European Council President Donald Tusk, who led the discussion in Brussels, announced on Twitter that all 27 leaders had unanimously accepted the guidelines.
“Guidelines adopted unanimously. EU27 firm and fair political mandate for the Brexit talks is ready,” he wrote.
U.K. Prime Minister Theresa May was not present at the meeting as the EU leaders took less than 15 minutes to agree on the guidelines issued March 31.
Brexit negotiations with the U.K. are expected to begin after the general election on June 8 and talks must be completed by March 29, 2019.
Despite May and the U.K. government’s desire to work on a trade deal alongside the Brexit negotiations the EU said it will not hold trade talks until the two sides reach agreements on the rights of EU citizens living in the U.K. and vice versa.
“This is the only possible way to move forward,” Tusk said. “We also need solid guarantees for all citizens and their families who will be affected by Brexit on both sides. This must be the number one priority for the EU and the U.K.”
Tusk also stressed the importance of agreeing on a deal to prevent a hard border between the Republic of Ireland and Northern Ireland as well as a settlement of the U.K.’s financial obligations as an EU member state.
French President Francois Hollande said “a price and a cost for the U.K.” is an inevitable reality.

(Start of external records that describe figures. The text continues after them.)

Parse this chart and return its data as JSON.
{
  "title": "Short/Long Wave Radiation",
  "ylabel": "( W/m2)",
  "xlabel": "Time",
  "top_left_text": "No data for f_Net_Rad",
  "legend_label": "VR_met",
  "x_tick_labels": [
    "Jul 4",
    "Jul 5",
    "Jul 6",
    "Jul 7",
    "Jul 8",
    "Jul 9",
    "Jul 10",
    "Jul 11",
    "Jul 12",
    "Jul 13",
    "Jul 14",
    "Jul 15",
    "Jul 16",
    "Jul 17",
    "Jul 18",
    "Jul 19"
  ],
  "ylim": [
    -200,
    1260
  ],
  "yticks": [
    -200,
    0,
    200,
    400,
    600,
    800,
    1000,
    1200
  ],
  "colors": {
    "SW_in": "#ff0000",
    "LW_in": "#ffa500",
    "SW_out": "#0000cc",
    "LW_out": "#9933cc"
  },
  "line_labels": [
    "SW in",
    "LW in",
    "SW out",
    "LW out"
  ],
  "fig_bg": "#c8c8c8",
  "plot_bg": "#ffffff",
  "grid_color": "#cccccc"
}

“We must not be punitive, but at the same time it’s clear that Europe knows how to defend its interests, and that Britain the UK will have a less good position tomorrow outside the EU than today in the EU,” he said.
EU officials estimated the U.K. will face a bill of 60 billion euros ($65 billion) as part of the departure due to budget rules, but U.K. politicians said the government will not pay a bill of that amount.